Я ему строго сказал: «Надарай, слушайся меня. Берия арестован, если сделаешь какую глупость, будет хуже». Он потихоньку стал разжимать руку, и я взял револьвер. Когда я стал его ощупывать сзади, а там, в кармане был «Вальтер», он опять меня схватил, но тут я уже резко выдернул у него револьвер. Затем спокойно с ним поговорил, чтобы он, как горячий грузин, не кипятился, и отправил его под охрану в комнату. В дальнейшем я их всех распустил по домам. Вот примерно так всю ночь и возились.
Морока была, когда я послал снять наружную охрану, стоявшую на улице, у особняка Берии[466]. Один <постовой> ушел, а другой ни в какую не захотел. Тогда я приказал предупредить его, что если он сейчас же не уйдет домой, то мы его посадим в тюрьму, и он ушел.
На следующий день пошли непрерывные звонки любопытных министров и других руководящих товарищей, с которыми мы были в хороших отношениях.
Часов в 15 нас с Кругловым вызвали в ЦК и сказали, чтобы мы приготовились и ехали допрашивать Берия в тюрьму, вернее, на гарнизонную гауптвахту, где он сидел. Нам Хрущев и Маленков подсказали ряд важных вопросов его автобиографии, а также выяснить, что он затевал с правительством.
Вернулись в кабинет к Круглову, а тот и заволновался: «А как мы будем смотреть ему в глаза? А что мы будем его спрашивать? А если он нас пошлет подальше?»
Вижу, что толку никакого не будет, я ему говорю: «Я составлю вопросник и буду сам допрашивать, а ты сиди и молчи». Тот согласился. Когда я пошел из кабинета, он не пускает: «Пиши тут». Полная растерянность. Я ему сказал, что буду составлять у себя, и ушел[467].
В 17:00 позвонили Москаленко, командующему MB О, в ведении которого была охрана Берия, и сказали, что едем допрашивать. Выехали, Круглов всю дорогу охал.
Приехали, там уже был Москаленко.
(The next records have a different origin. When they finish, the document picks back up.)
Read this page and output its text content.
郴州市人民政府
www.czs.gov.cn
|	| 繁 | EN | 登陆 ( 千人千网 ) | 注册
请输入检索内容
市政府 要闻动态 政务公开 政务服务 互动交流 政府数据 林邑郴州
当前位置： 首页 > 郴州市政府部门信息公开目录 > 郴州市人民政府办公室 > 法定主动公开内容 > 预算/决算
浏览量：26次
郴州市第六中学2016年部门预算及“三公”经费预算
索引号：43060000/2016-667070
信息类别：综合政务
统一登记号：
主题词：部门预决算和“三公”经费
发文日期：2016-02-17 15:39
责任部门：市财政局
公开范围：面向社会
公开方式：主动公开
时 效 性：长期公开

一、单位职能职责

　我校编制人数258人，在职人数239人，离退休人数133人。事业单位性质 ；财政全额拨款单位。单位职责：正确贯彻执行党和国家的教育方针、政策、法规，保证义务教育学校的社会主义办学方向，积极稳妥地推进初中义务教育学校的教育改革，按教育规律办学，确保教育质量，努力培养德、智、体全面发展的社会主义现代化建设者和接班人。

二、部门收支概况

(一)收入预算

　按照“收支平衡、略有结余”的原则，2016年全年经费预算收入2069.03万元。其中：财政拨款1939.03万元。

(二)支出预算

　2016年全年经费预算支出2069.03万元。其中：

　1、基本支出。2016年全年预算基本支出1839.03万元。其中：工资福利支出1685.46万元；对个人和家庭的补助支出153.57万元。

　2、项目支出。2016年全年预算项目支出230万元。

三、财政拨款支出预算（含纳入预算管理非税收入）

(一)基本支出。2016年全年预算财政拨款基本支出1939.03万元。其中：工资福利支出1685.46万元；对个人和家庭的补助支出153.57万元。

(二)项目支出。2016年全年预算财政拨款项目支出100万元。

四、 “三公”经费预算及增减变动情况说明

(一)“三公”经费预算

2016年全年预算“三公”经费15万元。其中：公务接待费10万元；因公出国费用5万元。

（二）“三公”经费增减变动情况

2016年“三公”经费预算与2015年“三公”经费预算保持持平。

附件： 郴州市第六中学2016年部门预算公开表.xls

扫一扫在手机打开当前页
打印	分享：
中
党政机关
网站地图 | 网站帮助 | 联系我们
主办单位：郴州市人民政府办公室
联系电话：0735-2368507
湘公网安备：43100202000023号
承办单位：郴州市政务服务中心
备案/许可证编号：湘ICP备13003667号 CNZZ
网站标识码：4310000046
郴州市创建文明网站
Вошли в подземелье, там было несколько камер для пьяных буянов. Начали разговаривать, затем я говорю: «Ну, пошли». Только вошли в камеру, Берия сидел и хмуро глядел на нас.
В это время раздался звонок. Я подошел, мне Суханов передал, что т. Маленков и Хрущев вызывают вас обоих к себе. Они находятся в Большом театре на опере. Мы поехали обратно. Круглов доволен, а у меня неприятное чувство, почему не дали допросить.
В Большом театре, когда мы вошли, члены президиума сидели за кулисами, так как был антракт. Стол накрыт.
Выпили за наше здоровье, пригласили посмотреть оперу, я отказался, так как знал, что не для оперы вызвали, а затем они сказали: «Мы подумали и решили, что лучше будет, если следствие поведет генеральный прокурор Руденко, а потом мы создадим судебную комиссию».
Мы согласились, попрощавшись, поехали в МВД. Круглов радовался, а я ему сказал: «Видимо, Москаленко позвонил и внес предложение, чтобы допрашивал Руденко».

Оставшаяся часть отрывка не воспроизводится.